I just realized something -- the cryptocurrency-maximalist and antivaxx movement are born of a similar phenomenon.

Humans are great at rallying and pushing and making change when they see identify something as wrong in their direct lives. We work as hard as possible, and develop solutions (vaccines, a strong legal backstop). Then, all is well, and the problems we solved are no longer part of our lives because the system works.

Years later a vocal minority becomes very suspicious (they're inflating away my wealth!, autism!) and tries to overhaul the system. Then they learn why we do things the way we do (scams/manipulation/etc, measles) the hard way.

....and only all exists because people believe there's no alternative.
Well yes, but in India it does not work like this. If I give you a cheque for X amount, you cannot use those numbers mentioned on cheque leaf for any more txns. You can get only that X amount with only that cheque leaf.
The "one-time use the account and routing number on the check to pull money" is utilizing the data from the check to perform an ACH pull. There's a specific process called an EFT [1] where merchants can perform an ACH transaction in lieu of a received paper check.

[1] https://www.occ.gov/topics/consumer-protection/depository-se...

Canada? Or Common Wealth? Judging from how you spell “cheque”. Signatures still mean something in some countires, just not the US.
Canada. I've never heard of anyone but myself experiencing this issue though.
Apparently my bank checks cheques

One of mine, too; though only sporadically, it seems.

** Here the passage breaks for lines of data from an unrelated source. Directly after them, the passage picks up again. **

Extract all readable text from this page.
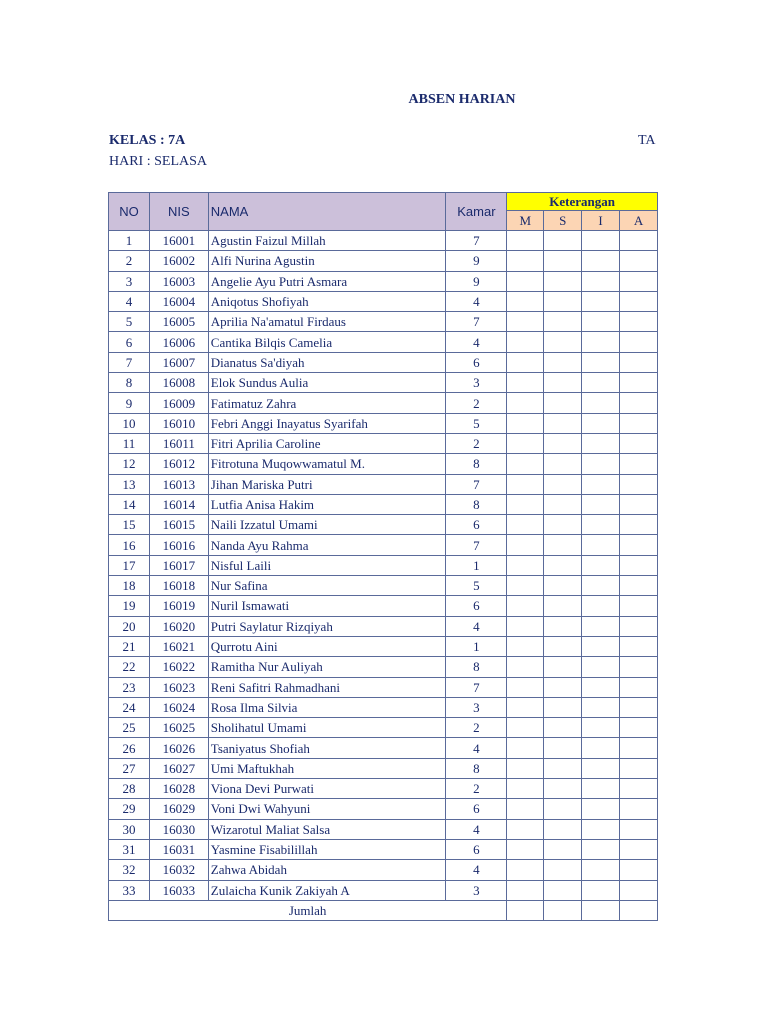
ABSEN HARIAN
KELAS : 7A	TA
HARI : SELASA
NO	NIS	NAMA	Kamar	Keterangan			
				M	S	I	A
1	16001	Agustin Faizul Millah	7				
2	16002	Alfi Nurina Agustin	9				
3	16003	Angelie Ayu Putri Asmara	9				
4	16004	Aniqotus Shofiyah	4				
5	16005	Aprilia Na'amatul Firdaus	7				
6	16006	Cantika Bilqis Camelia	4				
7	16007	Dianatus Sa'diyah	6				
8	16008	Elok Sundus Aulia	3				
9	16009	Fatimatuz Zahra	2				
10	16010	Febri Anggi Inayatus Syarifah	5				
11	16011	Fitri Aprilia Caroline	2				
12	16012	Fitrotuna Muqowwamatul M.	8				
13	16013	Jihan Mariska Putri	7				
14	16014	Lutfia Anisa Hakim	8				
15	16015	Naili Izzatul Umami	6				
16	16016	Nanda Ayu Rahma	7				
17	16017	Nisful Laili	1				
18	16018	Nur Safina	5				
19	16019	Nuril Ismawati	6				
20	16020	Putri Saylatur Rizqiyah	4				
21	16021	Qurrotu Aini	1				
22	16022	Ramitha Nur Auliyah	8				
23	16023	Reni Safitri Rahmadhani	7				
24	16024	Rosa Ilma Silvia	3				
25	16025	Sholihatul Umami	2				
26	16026	Tsaniyatus Shofiah	4				
27	16027	Umi Maftukhah	8				
28	16028	Viona Devi Purwati	2				
29	16029	Voni Dwi Wahyuni	6				
30	16030	Wizarotul Maliat Salsa	4				
31	16031	Yasmine Fisabilillah	6				
32	16032	Zahwa Abidah	4				
33	16033	Zulaicha Kunik Zakiyah A	3				
Jumlah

Now those people at the Board of Elections are hard-core about signatures. I've been hassled twice when trying to vote because my signature on their pad didn't match what is in their records.

I have a "good" signature, and one that looks like a doctor writing a prescription. I have no idea which one they're looking for.

I never understood the deal with signatures. Most signatures can be faked if analyzed by an amateur (every business). Sure there are experts who will spot fakes but how many of them are employed where signatures are verified?

I can tell you that I’ve faked a signature in harmless situations a number of times and nobody was the wiser.

I once forgot to sign a check completely, like totally blank signature line. It was cashed just fine.
I wonder if you could argue that that wasn't a valid cheque to the bank then. But then you'd be saying you were claiming fraud against yourself, so somehow you'd still end up the one in trouble.
Probably not. The Clinton-era law that relaxed check verification rules so that we could deposit checks remotely online moved a lot of the burden onto the consumer instead of the bank. That was one of the reasons it was opposed so loudly by consumer groups.